The only code you write is the class that implements RequestHandler and any supporting code that object needs to function. The Java Lambda runtime provides all the networking code and object serialization required to handle requests. Under the hood, the runtime is making calls to Lambda APIs to poll for events; behavior that is abstracted away by the runtime code. But if you don’t want to write Java Lambdas…

The Alternative

While reading the list of provided runtimes linked above, two stand out: the OS only runtimes. To deploy a Swift lambda, you must use the AL2 runtime and perform all the tasks that were previously abstracted away. AWS doesn’t provide the code needed to interface with the lambda service, but provides documentation for the APIs that allow you to do the heavy lifting yourself.
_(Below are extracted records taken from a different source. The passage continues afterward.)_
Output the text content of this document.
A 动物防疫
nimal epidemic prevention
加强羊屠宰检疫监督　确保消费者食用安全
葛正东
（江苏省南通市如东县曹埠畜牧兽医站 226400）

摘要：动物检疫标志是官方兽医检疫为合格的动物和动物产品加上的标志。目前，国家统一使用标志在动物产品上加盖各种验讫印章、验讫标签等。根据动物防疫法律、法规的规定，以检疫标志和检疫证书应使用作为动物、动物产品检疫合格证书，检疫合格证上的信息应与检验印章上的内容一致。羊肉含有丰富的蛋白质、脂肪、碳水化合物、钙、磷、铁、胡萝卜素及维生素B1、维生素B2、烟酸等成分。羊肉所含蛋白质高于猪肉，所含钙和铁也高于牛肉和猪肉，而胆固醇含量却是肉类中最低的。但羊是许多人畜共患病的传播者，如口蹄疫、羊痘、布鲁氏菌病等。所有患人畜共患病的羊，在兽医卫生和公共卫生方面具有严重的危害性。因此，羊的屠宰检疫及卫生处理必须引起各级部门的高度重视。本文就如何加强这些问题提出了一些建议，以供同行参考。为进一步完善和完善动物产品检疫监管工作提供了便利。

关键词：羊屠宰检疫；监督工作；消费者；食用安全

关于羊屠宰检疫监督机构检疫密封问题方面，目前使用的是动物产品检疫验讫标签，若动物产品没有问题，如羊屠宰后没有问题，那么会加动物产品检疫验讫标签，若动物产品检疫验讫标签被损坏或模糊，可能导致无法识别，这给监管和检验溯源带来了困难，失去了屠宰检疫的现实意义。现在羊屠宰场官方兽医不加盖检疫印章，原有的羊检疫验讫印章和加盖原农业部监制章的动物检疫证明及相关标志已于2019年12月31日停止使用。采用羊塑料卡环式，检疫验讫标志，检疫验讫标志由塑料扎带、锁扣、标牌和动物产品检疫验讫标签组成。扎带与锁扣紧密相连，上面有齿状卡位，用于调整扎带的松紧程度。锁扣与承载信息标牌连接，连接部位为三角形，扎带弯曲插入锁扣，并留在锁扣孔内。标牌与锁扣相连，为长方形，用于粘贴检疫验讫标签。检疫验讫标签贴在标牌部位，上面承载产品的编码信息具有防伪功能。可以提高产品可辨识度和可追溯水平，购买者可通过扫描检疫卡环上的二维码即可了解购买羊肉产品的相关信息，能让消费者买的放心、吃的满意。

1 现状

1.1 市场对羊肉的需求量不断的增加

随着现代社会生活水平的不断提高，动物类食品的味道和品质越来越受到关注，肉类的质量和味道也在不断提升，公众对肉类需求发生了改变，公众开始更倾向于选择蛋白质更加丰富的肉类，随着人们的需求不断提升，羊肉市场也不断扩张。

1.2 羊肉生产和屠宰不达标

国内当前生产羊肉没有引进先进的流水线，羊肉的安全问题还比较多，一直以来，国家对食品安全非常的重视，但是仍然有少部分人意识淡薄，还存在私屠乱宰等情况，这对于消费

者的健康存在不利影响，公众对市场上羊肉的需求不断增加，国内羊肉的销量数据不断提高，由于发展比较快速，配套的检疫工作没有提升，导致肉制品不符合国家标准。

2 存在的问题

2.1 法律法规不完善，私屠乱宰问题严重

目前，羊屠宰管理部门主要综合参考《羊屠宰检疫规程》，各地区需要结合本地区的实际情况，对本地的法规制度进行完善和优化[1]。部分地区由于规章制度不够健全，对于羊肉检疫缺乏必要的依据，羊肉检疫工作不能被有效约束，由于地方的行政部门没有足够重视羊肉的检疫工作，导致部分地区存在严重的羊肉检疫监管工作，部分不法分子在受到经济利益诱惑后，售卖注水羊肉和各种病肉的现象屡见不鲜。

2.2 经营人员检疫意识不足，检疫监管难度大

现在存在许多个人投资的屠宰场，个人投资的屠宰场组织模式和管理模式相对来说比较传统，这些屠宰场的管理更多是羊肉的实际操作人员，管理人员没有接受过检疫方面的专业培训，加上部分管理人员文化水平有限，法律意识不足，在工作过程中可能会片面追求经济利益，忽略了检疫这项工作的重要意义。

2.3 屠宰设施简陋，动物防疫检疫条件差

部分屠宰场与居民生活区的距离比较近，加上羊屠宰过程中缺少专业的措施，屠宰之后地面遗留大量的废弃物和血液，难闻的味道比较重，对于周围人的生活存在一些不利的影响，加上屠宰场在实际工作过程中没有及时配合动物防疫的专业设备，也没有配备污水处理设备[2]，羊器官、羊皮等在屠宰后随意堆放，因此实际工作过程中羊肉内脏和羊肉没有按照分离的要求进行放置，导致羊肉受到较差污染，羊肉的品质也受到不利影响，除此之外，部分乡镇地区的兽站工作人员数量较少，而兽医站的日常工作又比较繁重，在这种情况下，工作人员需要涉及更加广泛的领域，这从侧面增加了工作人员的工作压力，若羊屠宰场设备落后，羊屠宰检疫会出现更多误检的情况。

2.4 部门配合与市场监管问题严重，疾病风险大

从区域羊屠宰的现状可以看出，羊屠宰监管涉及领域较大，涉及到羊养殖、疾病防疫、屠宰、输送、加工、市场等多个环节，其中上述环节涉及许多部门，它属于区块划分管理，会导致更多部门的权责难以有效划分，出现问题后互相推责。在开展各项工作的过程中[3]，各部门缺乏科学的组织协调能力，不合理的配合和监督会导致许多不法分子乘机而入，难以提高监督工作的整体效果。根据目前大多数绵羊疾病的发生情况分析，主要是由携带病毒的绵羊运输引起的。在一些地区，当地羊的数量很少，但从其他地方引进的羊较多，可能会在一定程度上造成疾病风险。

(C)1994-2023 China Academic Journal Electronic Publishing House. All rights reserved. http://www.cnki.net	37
You would of course need to write an HttpHandler in Swift and any supporting code for that object, but you are also now responsible for the networking code and object serialization required to wire up that class with the Lambda service itself. This is what the Swift AWS Lambda Runtime provides. It is a project that bridges that gap and makes Swift lambdas practical.

In contrast with the Java lambda, we are providing a main method for the runtime, which was notably absent in the Java example. Our code is responsible for the entire workflow and is loaded directly when the OS only runtime boots!

import AWSLambdaRuntime

/// Lambda handler written in Swift that receives HTTP requests and returns a response.
@main
struct HttpHandler: LambdaHandler {

  func handle(_ event: Request, context: LambdaContext) async throws -> Response {
    // perform logic on the request and return response
  }
}

The elegance of the Swift AWS Lambda Runtime is encapsulated in the @main annotation on the LambdaHandler.

A Beautiful Abstraction

Aside from having to learn slightly more about the inner workings of a Lambda runtime, once you import and use the Swift AWS Lambda Runtime in your package there is not a significant practical difference in what you’re coding. The runtime is provided by the implementation of main that the Lambda Runtime package provides. When your class implements SimpleLambdaHandler or LambdaHandler, an extension on those classes provides a main that calls the Lambda runtime loop that integrates your lambda code.

It’s a very clean abstraction for a huge amount of boilerplate code that you would otherwise have to write. When compared to the AWS provided runtime implementations, the work required for a Swift developer is nearly identical despite the increased complexity behind the scenes.

Diving Deeper

To explore Swift on Lambda, I wrote a small project that uses the Swift AWS Lambda runtime along with CDK to build and deploy multiple Lambda functions that back an API Gateway endpoint. The functions are built as separate products using Swift Package Manager while sharing common code provided by a third SPM package in the same repository. You can view the source code on GitHub.